Secondary demand in the building materials sector remained largely steady in Q4FY26. However, channel restocking and recent price hikes are expected to support strong ~19% YoY revenue growth, translating into robust ~46–47% YoY growth in EBITDA and APAT. Coverage pipes companies are likely to report healthy ~27% YoY volume growth in Q4FY26, primarily driven by aggressive channel restocking amid a sharp increase in PVC resin prices. Looking ahead, FY27 volume growth is expected to remain muted, owing to a high base from Q4FY26, elevated PVC prices impacting agri‑pipe demand, and normalization of channel inventories. In the tiles segment, coverage companies are expected to deliver healthy 9–10% YoY revenue growth after a prolonged slowdown, supported by supply disruptions. However, these market share gains are likely to be short‑lived, as the resumption of Morbi production and continued volume dumping are expected to persist as a structural overhang for the industry. Demand in the wood panel segment remained broadly stable in the quarter. While timber prices were largely steady, a sharp increase in chemical costs led to industry‑wide price hikes. Century Plyboards continues to remain our top sector pick.
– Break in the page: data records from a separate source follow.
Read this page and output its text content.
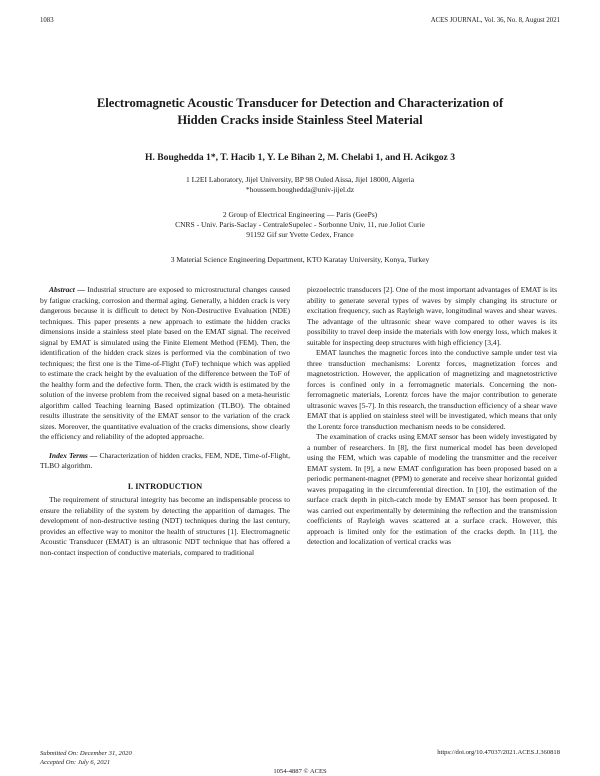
1083	ACES JOURNAL, Vol. 36, No. 8, August 2021
Electromagnetic Acoustic Transducer for Detection and Characterization of
Hidden Cracks inside Stainless Steel Material
H. Boughedda 1*, T. Hacib 1, Y. Le Bihan 2, M. Chelabi 1, and H. Acikgoz 3
1 L2EI Laboratory, Jijel University, BP 98 Ouled Aissa, Jijel 18000, Algeria
*houssem.boughedda@univ-jijel.dz
2 Group of Electrical Engineering — Paris (GeePs)
CNRS - Univ. Paris-Saclay - CentraleSupelec - Sorbonne Univ, 11, rue Joliot Curie
91192 Gif sur Yvette Cedex, France
3 Material Science Engineering Department, KTO Karatay University, Konya, Turkey

Abstract — Industrial structure are exposed to microstructural changes caused by fatigue cracking, corrosion and thermal aging. Generally, a hidden crack is very dangerous because it is difficult to detect by Non-Destructive Evaluation (NDE) techniques. This paper presents a new approach to estimate the hidden cracks dimensions inside a stainless steel plate based on the EMAT signal. The received signal by EMAT is simulated using the Finite Element Method (FEM). Then, the identification of the hidden crack sizes is performed via the combination of two techniques; the first one is the Time-of-Flight (ToF) technique which was applied to estimate the crack height by the evaluation of the difference between the ToF of the healthy form and the defective form. Then, the crack width is estimated by the solution of the inverse problem from the received signal based on a meta-heuristic algorithm called Teaching learning Based optimization (TLBO). The obtained results illustrate the sensitivity of the EMAT sensor to the variation of the crack sizes. Moreover, the quantitative evaluation of the cracks dimensions, show clearly the efficiency and reliability of the adopted approache.

Index Terms — Characterization of hidden cracks, FEM, NDE, Time-of-Flight, TLBO algorithm.

I. INTRODUCTION

The requirement of structural integrity has become an indispensable process to ensure the reliability of the system by detecting the apparition of damages. The development of non-destructive testing (NDT) techniques during the last century, provides an effective way to monitor the health of structures [1]. Electromagnetic Acoustic Transducer (EMAT) is an ultrasonic NDT technique that has offered a non-contact inspection of conductive materials, compared to traditional

piezoelectric transducers [2]. One of the most important advantages of EMAT is its ability to generate several types of waves by simply changing its structure or excitation frequency, such as Rayleigh wave, longitudinal waves and shear waves. The advantage of the ultrasonic shear wave compared to other waves is its possibility to travel deep inside the materials with low energy loss, which makes it suitable for inspecting deep structures with high efficiency [3,4].

EMAT launches the magnetic forces into the conductive sample under test via three transduction mechanisms: Lorentz forces, magnetization forces and magnetostriction. However, the application of magnetizing and magnetostrictive forces is confined only in a ferromagnetic materials. Concerning the non-ferromagnetic materials, Lorentz forces have the major contribution to generate ultrasonic waves [5-7]. In this research, the transduction efficiency of a shear wave EMAT that is applied on stainless steel will be investigated, which means that only the Lorentz force transduction mechanism needs to be considered.

The examination of cracks using EMAT sensor has been widely investigated by a number of researchers. In [8], the first numerical model has been developed using the FEM, which was capable of modeling the transmitter and the receiver EMAT system. In [9], a new EMAT configuration has been proposed based on a periodic permanent-magnet (PPM) to generate and receive shear horizontal guided waves propagating in the circumferential direction. In [10], the estimation of the surface crack depth in pitch-catch mode by EMAT sensor has been proposed. It was carried out experimentally by determining the reflection and the transmission coefficients of Rayleigh waves scattered at a surface crack. However, this approach is limited only for the estimation of the cracks depth. In [11], the detection and localization of vertical cracks was

Submitted On: December 31, 2020
Accepted On: July 6, 2021
https://doi.org/10.47037/2021.ACES.J.360818
1054-4887 © ACES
Tiles sector Morbi shutdown, organized players gain: Our coverage tile companies are expected to deliver healthy 9–10% YoY revenue growth after a prolonged slowdown, driven by gas‑related shutdowns of Morbi‑based players, which reduced competition and enabled market share gains for organized manufacturers. Tile prices have risen ~10% over the past month to offset higher gas costs. Kajaria and Somany are expected to report volume growth of 8% and 5%, respectively. Supported by cost‑rationalization initiatives, Kajaria’s EBITDA margin is projected to expand by 730bps YoY, while Somany’s is likely to witness a 110bps YoY margin improvement.
Plastic pipes sharp resin prices surge: End demand for plastic pipes remained broadly stable in Q4FY26, in line with previous quarters. However, resin prices rose sharply by ~65% in the quarter, prompting aggressive channel restocking. This steep increase in resin prices is also expected to drive inventory gains. Supreme Industries, Astral Pipes, and Prince Pipes are forecast to report YoY volume growth of 27%, 32%, and 18%, respectively.
Wood panel stable demand, rising chemical costs: Demand in the wood panel industry remained broadly stable. While timber prices were largely steady, a sharp increase in resin chemical costs led to industry‑wide price hikes. INR depreciation against the euro is likely to result in forex losses for Greenlam and Greenpanel, given their euro‑denominated borrowings. We expect double‑digit revenue growth for Century and Greenpanel, driven by market share gains, while Greenlam should report similar topline growth, aided by ramp‑up in new segments. In contrast, Stylam is expected to post a modest 2% YoY revenue growth due to export disruptions.
Outlook: We expect FY27 volume growth in the plastic pipes industry to remain subdued, reflecting a high base from Q4 channel restocking, elevated PVC prices impacting agri‑pipe demand, and potential resin price corrections as geopolitical tensions ease, leading to inventory normalization. In the tiles industry, organized players are witnessing near‑term market share gains due to higher finished‑goods inventories and the temporary shutdown of unorganized Morbi‑based manufacturers; however, this advantage is likely to be fleeting as Morbi production resumes and volume dumping continues as a structural overhang. Meanwhile, wood panel companies are expected to deliver healthy topline growth. Century Plyboards continues to remain our top sector pick.